Monday, 28 January 2019

OUGD603 - Guidebook - The Arts and Crafts Movement

"Arts and crafts was a design movement initiated by William Morris in 1861 which aimed to improve the quality of design and make it available to the widest possible audience".
"A style that urged for a return to craftsmanship and which rebelled against industrialisation".
(Start: 1860 - End: 1920).

A movement of the late 19th Century, which attempted to re-establish the skills of craftsmanship threatened by mass production and industrialisation. William Morris - the main protagonist - was inspired by writings of art critic John Ruskin, in particular, 'The Nature of Gothic' essay from the book 'The Stones and Venice'. Morris sought to put Ruskin's ideas into practice, by reviving medieval standards and methods of making artefacts, being true to materials, traditional constructional methods and function to the essence of design - Medieval past and architecture with its rich variety of ornament, embodying those individual craft skills being lost through the copying of standard forms.

Architecture was also reformed through traditional building crafts, the use of local materials, and be free of any imposed style.
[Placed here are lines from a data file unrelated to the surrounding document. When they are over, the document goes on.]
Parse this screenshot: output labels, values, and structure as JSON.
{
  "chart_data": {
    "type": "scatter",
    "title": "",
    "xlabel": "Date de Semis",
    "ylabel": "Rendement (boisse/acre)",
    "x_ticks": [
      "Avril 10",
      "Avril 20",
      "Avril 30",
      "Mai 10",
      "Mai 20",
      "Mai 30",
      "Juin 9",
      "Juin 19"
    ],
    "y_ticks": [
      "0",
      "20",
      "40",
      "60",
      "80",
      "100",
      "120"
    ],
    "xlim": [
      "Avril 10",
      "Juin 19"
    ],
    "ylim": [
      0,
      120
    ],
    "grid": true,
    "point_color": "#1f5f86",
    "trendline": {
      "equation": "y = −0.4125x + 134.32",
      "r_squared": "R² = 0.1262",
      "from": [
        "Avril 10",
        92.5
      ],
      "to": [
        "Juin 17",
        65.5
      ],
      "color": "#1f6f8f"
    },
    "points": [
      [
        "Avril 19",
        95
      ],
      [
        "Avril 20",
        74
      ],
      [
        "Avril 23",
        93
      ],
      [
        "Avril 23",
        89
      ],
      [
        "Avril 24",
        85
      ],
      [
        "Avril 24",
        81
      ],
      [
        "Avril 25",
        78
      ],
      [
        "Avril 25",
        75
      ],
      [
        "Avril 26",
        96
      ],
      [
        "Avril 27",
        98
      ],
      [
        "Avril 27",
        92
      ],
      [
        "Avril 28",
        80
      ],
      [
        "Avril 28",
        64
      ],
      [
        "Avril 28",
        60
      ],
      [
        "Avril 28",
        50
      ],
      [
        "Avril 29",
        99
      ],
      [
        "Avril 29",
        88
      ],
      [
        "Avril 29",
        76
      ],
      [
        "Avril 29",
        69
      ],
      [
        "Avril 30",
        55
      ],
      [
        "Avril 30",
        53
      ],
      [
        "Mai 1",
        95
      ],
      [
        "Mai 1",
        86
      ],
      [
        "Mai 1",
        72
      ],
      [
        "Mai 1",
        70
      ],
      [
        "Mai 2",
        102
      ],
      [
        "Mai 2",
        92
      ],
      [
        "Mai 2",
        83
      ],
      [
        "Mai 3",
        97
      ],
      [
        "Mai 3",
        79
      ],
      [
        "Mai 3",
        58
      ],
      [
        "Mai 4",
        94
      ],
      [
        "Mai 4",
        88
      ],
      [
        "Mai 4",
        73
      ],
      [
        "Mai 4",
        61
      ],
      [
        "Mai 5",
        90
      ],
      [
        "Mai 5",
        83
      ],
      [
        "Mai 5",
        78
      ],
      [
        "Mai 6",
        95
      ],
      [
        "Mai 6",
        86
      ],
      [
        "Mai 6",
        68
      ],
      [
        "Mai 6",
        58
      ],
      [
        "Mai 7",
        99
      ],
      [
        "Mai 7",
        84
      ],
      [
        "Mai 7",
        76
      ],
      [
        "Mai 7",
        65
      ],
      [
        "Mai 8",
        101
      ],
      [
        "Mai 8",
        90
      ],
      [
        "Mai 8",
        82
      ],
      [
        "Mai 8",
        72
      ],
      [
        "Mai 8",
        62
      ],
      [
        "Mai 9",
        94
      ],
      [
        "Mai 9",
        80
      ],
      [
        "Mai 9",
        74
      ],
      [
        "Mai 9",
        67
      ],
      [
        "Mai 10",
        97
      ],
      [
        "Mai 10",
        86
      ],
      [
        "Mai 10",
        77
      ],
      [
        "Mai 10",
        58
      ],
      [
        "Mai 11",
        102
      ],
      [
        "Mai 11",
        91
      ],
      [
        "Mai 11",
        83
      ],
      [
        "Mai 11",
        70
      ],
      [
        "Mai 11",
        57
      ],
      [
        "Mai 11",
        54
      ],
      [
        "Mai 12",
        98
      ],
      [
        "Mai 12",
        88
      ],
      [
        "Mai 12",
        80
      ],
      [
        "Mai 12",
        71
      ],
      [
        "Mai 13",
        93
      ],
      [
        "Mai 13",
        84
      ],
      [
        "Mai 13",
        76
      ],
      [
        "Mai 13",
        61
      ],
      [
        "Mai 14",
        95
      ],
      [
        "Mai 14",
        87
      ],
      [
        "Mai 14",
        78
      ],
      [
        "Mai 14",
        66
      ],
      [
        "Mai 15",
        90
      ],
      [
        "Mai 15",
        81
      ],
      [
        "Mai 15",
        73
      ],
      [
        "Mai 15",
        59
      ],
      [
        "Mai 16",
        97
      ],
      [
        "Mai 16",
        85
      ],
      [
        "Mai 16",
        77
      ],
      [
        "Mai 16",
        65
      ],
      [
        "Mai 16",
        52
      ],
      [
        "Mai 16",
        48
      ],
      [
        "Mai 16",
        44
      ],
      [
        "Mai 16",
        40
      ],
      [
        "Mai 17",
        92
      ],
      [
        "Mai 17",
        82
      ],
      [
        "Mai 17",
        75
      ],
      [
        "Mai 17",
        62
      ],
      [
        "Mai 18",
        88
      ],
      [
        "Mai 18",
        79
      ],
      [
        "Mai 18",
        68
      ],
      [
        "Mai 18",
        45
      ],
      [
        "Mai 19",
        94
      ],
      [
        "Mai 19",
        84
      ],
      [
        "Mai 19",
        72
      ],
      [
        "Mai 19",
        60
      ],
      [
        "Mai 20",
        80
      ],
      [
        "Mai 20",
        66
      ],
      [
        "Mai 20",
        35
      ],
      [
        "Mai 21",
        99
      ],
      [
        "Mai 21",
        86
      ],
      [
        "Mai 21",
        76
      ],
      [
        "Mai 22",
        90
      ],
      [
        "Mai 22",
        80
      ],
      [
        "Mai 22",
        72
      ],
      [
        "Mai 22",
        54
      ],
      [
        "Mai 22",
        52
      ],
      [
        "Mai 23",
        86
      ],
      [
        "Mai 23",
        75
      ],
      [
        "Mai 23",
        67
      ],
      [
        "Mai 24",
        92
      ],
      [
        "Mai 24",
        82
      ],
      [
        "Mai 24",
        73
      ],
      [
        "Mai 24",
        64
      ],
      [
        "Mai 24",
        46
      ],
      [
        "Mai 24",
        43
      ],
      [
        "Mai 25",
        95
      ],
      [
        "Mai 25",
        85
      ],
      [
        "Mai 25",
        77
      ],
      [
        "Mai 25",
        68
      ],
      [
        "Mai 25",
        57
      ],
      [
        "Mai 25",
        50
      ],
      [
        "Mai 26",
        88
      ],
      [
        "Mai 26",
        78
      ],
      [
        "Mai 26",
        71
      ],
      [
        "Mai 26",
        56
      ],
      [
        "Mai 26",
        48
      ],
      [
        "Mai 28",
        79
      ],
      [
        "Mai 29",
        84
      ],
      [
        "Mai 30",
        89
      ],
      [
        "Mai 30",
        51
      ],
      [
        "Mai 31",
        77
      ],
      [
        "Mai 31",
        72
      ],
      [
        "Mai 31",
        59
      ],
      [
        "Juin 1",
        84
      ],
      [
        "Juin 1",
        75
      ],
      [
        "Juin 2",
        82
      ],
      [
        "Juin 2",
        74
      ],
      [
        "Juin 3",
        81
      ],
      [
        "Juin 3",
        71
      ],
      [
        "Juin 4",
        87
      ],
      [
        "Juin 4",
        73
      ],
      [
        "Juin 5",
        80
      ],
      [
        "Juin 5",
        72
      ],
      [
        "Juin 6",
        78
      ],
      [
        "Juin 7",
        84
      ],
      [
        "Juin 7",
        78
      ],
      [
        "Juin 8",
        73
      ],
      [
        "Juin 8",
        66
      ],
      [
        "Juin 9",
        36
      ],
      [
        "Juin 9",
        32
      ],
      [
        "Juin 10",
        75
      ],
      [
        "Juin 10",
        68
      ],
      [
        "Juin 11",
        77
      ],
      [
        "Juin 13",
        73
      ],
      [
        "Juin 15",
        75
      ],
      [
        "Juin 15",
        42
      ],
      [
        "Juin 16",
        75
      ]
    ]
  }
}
Function, need and simplicity (without spurious ornament) were to inform design, encapsulated in the work of Philip Webb, Richard Lethaby, and Charles Voysey.

What to look for in an arts and crafts building:
- Clarity of form and structure.
- Variety of materials.
- Asymmetry.
- Traditional construction.
- Craftsmanship.





The Arts and Crafts Movement:
An international movement in the decorative and fine arts that begun in Britain and flourished in Europe and North America between 1880 and 1920. It stood for traditional craftsmanship using simple forms, and often used medieval, romantic, or folk styles of decoration, and advocated economic and social reform and was essentially anti-industrial.

William Morris:
- In 1861, Morris began making furniture and decorative objects commercially, modelling is designs on medieval styles and using bold forms and strong colours. His patterns were based on flora and fauna and his products were inspire by the vernacular or domestic traditions of the British countryside. In order to display the beauty of the materials and the work of the craftsman, some were deliberately left unfinished, creating a rustic appearance. Truth to materials, structure and function became characteristics of the Arts and Crafts movement.
(weaving, dying, printing, calligraphy, embroidery).

"If you want a golden rule that will fit everything, this is it: Have nothing in your houses that you do not know to be useful or believe to be beautiful" - William Morris.